When does a person, a celebrity, stop being famous and start being an icon? How many times do you need to promote your image to the masses before it is ingrained into the pop culture consciousness of the people?  

Before seeing Gentlemen Prefer Blondes for the first time, I could summarize the film fairly simply: Marilyn Monroe plays a sexy but airheaded blonde and sings about being best friends with diamonds at some point. I knew of the Monroe Iconography even if I had never seen Monroe in a starring role before.

She has, after all, been appropriated by every generation since hers on posters, purses, and pieces of pop art. That is the true nature of good iconography: the repetition of image creates a motif. It provides its own interpretation.

What I was not prepared for was the magnetism Monroe exhibits throughout the film and I cannot attribute it solely to her beauty. She is also fascinating to watch, stealing almost every shot she is in. Her expressions, her mannerisms, her humor [physical as well as verbal], and her commanding powers in front of the camera are difficult to describe and intriguing to watch.

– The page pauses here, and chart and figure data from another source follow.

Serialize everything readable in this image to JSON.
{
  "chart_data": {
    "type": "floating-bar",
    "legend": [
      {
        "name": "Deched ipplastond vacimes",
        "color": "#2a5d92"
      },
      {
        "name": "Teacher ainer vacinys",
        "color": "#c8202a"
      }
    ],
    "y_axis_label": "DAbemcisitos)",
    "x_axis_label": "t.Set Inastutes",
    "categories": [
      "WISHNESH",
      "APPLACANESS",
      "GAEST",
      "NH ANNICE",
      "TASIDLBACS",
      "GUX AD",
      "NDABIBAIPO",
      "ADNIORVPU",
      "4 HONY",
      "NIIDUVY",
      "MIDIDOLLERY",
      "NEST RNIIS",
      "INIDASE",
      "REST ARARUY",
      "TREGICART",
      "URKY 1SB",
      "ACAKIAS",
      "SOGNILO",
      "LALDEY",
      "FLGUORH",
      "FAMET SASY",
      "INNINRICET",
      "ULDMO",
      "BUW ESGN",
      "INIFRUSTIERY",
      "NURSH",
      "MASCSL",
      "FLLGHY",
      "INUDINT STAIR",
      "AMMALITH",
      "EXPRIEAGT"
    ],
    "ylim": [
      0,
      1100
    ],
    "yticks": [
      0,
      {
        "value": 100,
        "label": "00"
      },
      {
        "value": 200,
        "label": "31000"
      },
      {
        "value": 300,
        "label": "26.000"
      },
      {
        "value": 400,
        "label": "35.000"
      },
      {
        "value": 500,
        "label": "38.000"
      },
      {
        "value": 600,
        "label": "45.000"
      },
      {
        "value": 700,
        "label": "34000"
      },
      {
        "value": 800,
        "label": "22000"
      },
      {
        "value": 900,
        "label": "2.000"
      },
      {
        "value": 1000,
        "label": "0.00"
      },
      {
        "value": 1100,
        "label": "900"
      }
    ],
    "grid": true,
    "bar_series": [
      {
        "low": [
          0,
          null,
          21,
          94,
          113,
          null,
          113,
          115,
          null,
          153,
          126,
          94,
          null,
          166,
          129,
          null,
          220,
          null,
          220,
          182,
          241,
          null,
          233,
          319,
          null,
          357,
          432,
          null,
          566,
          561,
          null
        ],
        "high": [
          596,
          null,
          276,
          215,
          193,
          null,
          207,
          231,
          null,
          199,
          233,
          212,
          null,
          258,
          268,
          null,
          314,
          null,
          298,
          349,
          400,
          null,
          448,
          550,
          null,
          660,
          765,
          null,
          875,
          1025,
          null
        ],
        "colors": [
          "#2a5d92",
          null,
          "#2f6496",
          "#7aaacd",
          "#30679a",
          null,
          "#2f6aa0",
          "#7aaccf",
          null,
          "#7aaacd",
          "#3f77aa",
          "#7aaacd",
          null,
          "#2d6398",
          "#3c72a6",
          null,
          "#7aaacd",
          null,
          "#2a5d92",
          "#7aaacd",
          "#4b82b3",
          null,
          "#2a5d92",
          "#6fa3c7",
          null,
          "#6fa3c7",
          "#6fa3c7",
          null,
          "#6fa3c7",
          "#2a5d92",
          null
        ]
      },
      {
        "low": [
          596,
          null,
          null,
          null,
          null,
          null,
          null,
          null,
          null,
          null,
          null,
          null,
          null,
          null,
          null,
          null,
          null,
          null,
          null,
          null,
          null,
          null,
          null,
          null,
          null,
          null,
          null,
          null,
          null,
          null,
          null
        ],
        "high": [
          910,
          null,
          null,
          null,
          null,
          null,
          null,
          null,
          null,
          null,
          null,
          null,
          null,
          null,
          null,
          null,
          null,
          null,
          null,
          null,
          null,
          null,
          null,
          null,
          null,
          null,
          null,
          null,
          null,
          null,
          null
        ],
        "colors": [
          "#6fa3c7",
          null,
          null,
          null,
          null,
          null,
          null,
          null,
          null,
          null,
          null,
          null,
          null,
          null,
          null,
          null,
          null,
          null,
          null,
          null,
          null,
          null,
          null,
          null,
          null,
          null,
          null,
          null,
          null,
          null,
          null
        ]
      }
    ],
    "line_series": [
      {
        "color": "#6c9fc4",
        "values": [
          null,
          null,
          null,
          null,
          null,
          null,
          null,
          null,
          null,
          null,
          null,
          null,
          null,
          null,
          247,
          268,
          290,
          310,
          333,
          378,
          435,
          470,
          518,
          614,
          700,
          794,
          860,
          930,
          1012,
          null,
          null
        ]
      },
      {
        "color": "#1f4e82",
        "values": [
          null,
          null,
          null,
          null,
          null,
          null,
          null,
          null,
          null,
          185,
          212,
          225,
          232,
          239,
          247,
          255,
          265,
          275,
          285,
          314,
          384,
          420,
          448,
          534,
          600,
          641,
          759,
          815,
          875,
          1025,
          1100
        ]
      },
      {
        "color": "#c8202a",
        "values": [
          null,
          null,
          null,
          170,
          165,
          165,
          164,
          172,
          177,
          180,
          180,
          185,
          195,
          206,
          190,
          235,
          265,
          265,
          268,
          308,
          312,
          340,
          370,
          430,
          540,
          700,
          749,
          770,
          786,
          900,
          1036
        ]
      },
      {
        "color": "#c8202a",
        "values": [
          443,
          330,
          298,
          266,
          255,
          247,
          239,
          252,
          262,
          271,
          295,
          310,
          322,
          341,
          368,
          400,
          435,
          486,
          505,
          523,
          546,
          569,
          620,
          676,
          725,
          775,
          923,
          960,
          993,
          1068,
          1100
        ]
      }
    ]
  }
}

But where does that power come from? Is it the icon, or the woman? It’s hard for me to tell as I watch her performance so many years removed from her initial stardom. Have I been brainwashed by her brand, manipulated by her iconography into associating her with something more grand? Is it all a marketing plan that has extended through the pop culture consciousness of generations and tricked my mind into seeing platinum blonde and thinking “celebrity?”

Shit….isn’t this how cults work?

Should I be questioning this need to believe in the higher power of Marilyn Monroe, or whoever she truly was behind the red-lipped smile? Should I be concerned that the doctrine of her belief, her sex symbol status and innocent naivete was already ingrained into my cultural awareness before the film had begun?

Before watching the film, I had no idea that Gentlemen Prefer Blondes was a musical comedy. I was uncertain of who Jane Russell was, or what the general plot of the film would be. I did not even know Howard Hawks had directed it. But I knew who Marilyn Monroe’s character was before she even appeared or sang a single note.  

Is this what drinking the Kool-Aid feels like? And should I be wanting more? They don’t call it a “cult of celebrity” for nothing, after all.  

Watching the film and separating the legacy and the expectation from the reality of who Monroe was seems almost impossible at this point. Instead, all that is left is the perception and the fantasy, which is perhaps what Monroe wanted all along. As the old song goes, “we all lose our charm in the end,” but diamonds never lose their shape. An image repeated on celluloid, over and over again for all time, maintains its identity long after the reel ends, and the icons captured on that reel have a way of burning themselves onto our collective memories—sometimes before we’ve even watched the first frame.